Certain of the fact that he would not lose his crop, Espandiar borrowed money and flew to Bombay. He arrived at Guruprasad on 5 May 1963 and was extremely anxious to meet his Master after more than 30 years of separation, but Baba did not grant him darshan at once. On the contrary, he sent word for him to sit outside and read verses from the Divan-e-Hafiz. Espandiar sat on the verandah reading the book. After about half an hour, Baba called him inside. To see him meet Baba after so many years was a touching scene. Putting his head on Baba's feet, he wept and wept. After a few minutes, Espandiar was lifted up and he embraced Baba.

Espandiar once had an unusual experience at his home in Tehran. One day he heard a knock, he opened the door and found an Imam (a Muslim priest) standing at the door. The Imam related that he had had a dream in which a voice told him that the eagerly awaited Imam Mehdi (Saheb-e-Zaman, the Rasool) is now on earth and he would find him at a certain house in Tehran. In his dream, he was guided to the house which he saw clearly in vivid detail. The next morning, the priest went in search of the house in the city, found it and knocked on the door.

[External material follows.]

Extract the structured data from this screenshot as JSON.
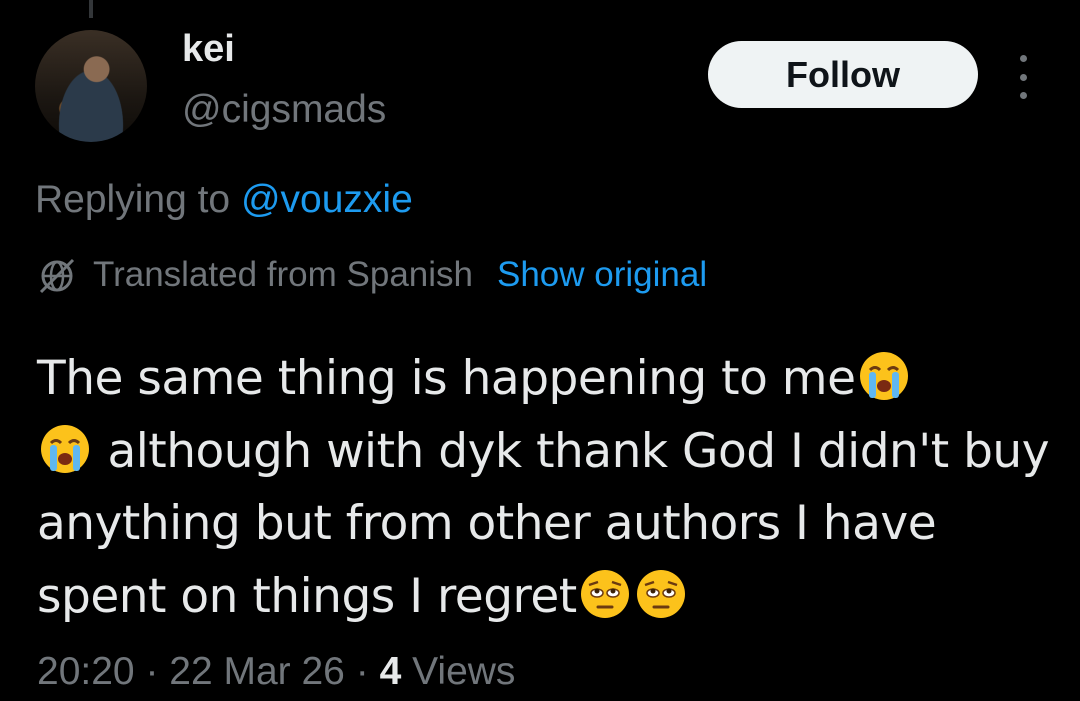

As he spoke, tears ran down Espandiar's cheeks, for his house served as the Avatar Meher Baba Center in Tehran, where weekly meetings were held.

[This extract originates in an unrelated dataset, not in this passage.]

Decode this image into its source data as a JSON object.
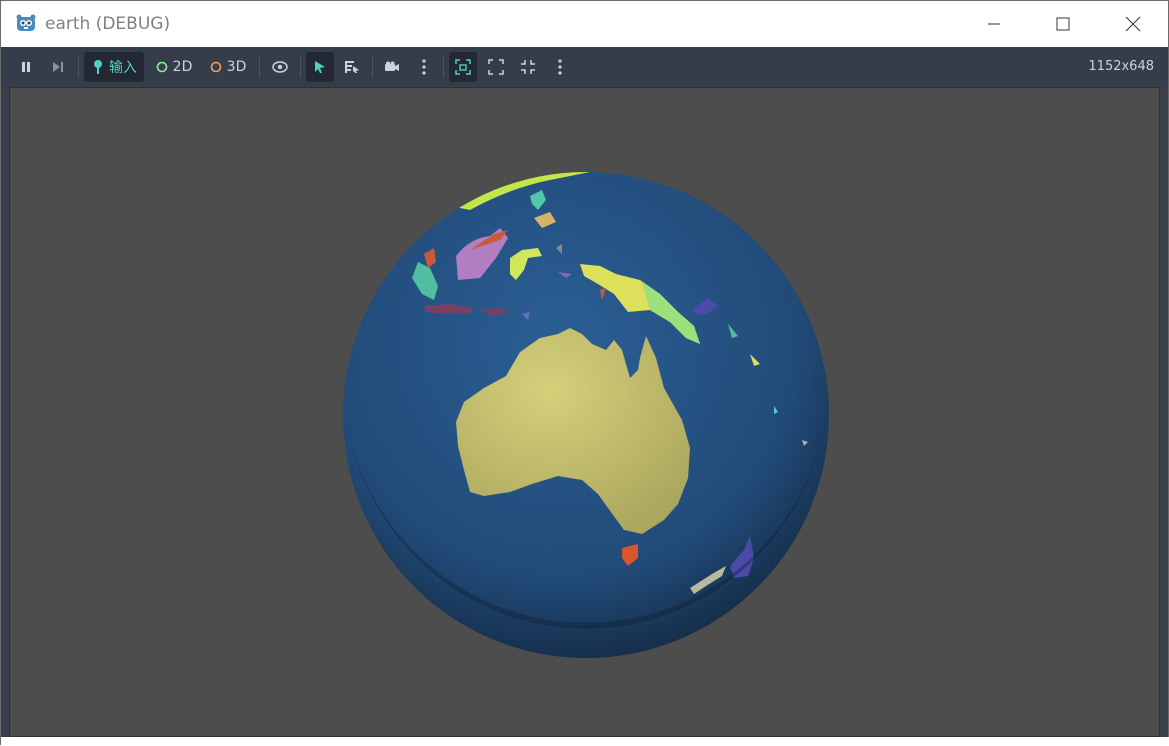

Espandiar Vesali came to Guruprasad on 7 May, in a serious tone, Baba informed him, "You cannot stay here longer than today. You must return to Iran."

Vesali replied, "Baba, it has been 35 years since I have seen you. Please give me permission to remain with you for at least 20 days or a month."

Baba replied, "No, I am also with you in Iran. You should go back and work for Baba. Even if you lost your life because of this [borrowing money], don't pay heed to it, and work for me."

So Espandiar Vesali was driven by Adi to Meherabad, where he met Baidul. He was taken to Meherazad the following day and then left for Bombay. But at the airport he was informed he would have to purchase his ticket with Persian currency, and since he did not have anything other than Indian rupees, he was told it would be best to have his ticket sent from Iran. He returned to Guruprasad. Baba called him and when he heard what happened, stated, "All right, remain here until the answer to your letter arrives."

After a week, Baba instructed Vesali to travel to Bombay and see whether the answer had arrived. The letter had not come, so he returned to Guruprasad.

Baba again allowed him to remain in Poona. After another week, Baba directed him to go to Bombay again, but there was no letter or money and he had to return. In this way, Vesali remained in Poona for 20 days, until finally Baba instructed him to go to Bombay and wait for the reply there. The ticket came and just before leaving, he came back to Guruprasad to bid farewell to Baba.

Later that year, when the orchard crop was harvested, even though surrounding orchards had been severely damaged due to a harsh winter frost, Vesali's trees gave an unprecedented yield — much to the local farmers' amazement.